– И сегодня не досталось, – пожаловалась Татьяна, отвлекшись. – Читать, что ли, дальше?

– Ладно, ты погуляй... Время-то летит. Уж зима на запятках. – Пальцем пробежался по сгибу листа, нахолостую примерился. Писал Феофан в наклон, после каждого слова делал отсечку в палец шириной. Жена жалостно поглядела от порога и вышла во двор, тихо притворив дверь.

«...На деревенской женщине, попросту – русской бабе, поднялось все. Двужильная она, безропотная, слезливая и бесхитростная, милосердная и жалостливая. Куда бы ты без нее, Русь великая, без бабы нашей кургузой, сивенькой, мешковатой. Пойми ты ее и возвеличь. Как уйдет из жизни такая женщина, так и сиротеет держава наша. И никто не вскрикнет, не затрубит, что на крохотную жилку стало нынче слабее наше огромное тело... Полюшка умерла, Пелагея Нечаева. А я ее помню какой, такой и опишу, ведь в старости не пришлось выглядеть. Статью она вышла, ноги крепенькие, по женской части все по размеру, уж не похулить, волос – крендельком, помню, палец наслюнявит и на виске крутит, это когда безграмотность свою ликвидировала. Еще помню собранье в Кучемской коммуне, кажется, в двадцать восьмом. Обсуждали и осуждали телятницу Сахарову. Только и брякнула сгоряча баба, дескать, вы к телятам относитесь, как к переселенцам, вовсе телят заморили. До слезы, видать, жалела малую скотинку, но слезой не насытишь, вот и кинулась к председателю, вся в горячем запале. А слово, выпущенное на волю, уже живет само по себе, и новый смысл несет, и странною властию обладает. Так я разумею.

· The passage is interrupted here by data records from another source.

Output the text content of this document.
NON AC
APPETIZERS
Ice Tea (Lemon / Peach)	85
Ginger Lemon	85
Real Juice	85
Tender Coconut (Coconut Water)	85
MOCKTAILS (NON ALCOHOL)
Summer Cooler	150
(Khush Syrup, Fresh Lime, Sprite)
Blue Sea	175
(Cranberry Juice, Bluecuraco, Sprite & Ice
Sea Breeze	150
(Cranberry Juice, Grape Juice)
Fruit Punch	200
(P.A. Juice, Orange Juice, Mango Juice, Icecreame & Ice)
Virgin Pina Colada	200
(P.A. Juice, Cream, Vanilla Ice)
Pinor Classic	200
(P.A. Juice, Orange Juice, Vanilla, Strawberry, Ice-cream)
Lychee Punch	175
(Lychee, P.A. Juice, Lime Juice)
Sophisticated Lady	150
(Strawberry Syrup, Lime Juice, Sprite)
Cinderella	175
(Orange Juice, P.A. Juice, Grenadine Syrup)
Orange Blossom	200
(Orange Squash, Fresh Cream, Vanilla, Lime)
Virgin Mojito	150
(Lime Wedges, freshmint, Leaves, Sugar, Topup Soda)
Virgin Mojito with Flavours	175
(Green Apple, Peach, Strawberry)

И вот на собранье председатель Степан Радюшин, по прозвищу Разруха, и говорит: «Кто за то, штобы лишить Антониду Сахарову нашего единенья? Пусть в лесу попластается с топором, там ей небо с овчинку покажется». Объявил и стал голоса считать. Пелагея возле меня сидела; вижу, голову в пол и руку не вздымает. Разруха к ней: «Нечаева, ты голос подымай. Ты у нас хоть и свежа, но голос имеешь». Они тогда только что с Геласием вошли в коммуну. А Пелагея на весь зал: «Я ничего не знаю. А про чего не знаю, про то и голос подымать не буду». Встала и пошла прочь из залы. Вот тебе и тихоня; бывало, прямо в глаза не глянет, вся засовестится... А для того времени, да чтобы так высказаться с резким направленьем мысли, большой характер иметь надо. А если про ихнюю любовь с Геласием? Роман, ей-богу, толстый роман написать. Молодые-то нынче на нас, старикашек, сверху смотрят, дескать, выжили свое, торчат на дороге гнилушки. Но были и мы молоды, ой были...»

5

Пришел внук Василист. Потоптался позади тетки Ксении, тупо наблюдая, как та раздевает покоенку. Ерошил на голове тугую медвежью шерсть, о чем-то размышлял. Уже отходя, глазом мастерового прикинул бабкино увядшее тело. Метр шестьдесят – отметил в памяти: плоское, безмясое, с проваленной грудью. «Да полно, бабка ли это?» – шевельнулось смутное сомненье.

«Колдун выпил бабушку, – бормотал на повети, пиная всякую заваль и невольно подбираясь к стопе лиственничных плах. – Высосал, глотина. Какая была – живчик, а нынь – одна тень».

Возле избы своей – штабель свежего теса, но словно бы забыл о нем Василист и, отчего-то злорадно ухмыляясь, раскидал пыльное дедово житье. Загодя для себя припасены были плахи у старого Геласия и по длине подогнаны к смерти готов был. И не однажды хвалился в домашнем кругу, дескать, после кончины в разор родичей своих не вгонит; сбил тесовины гвоздями (тут же в масленый пергамент закручены) – вот и готова добрая домовина. И пока старика в избе нет, вытянул Василист эти доски на свет божий, обсадил пилкой под бабкин размер и ловко сшил гвоздями. «Вековечный гроб старухе. Такое жилье долго простоит, и вода его не возьмет».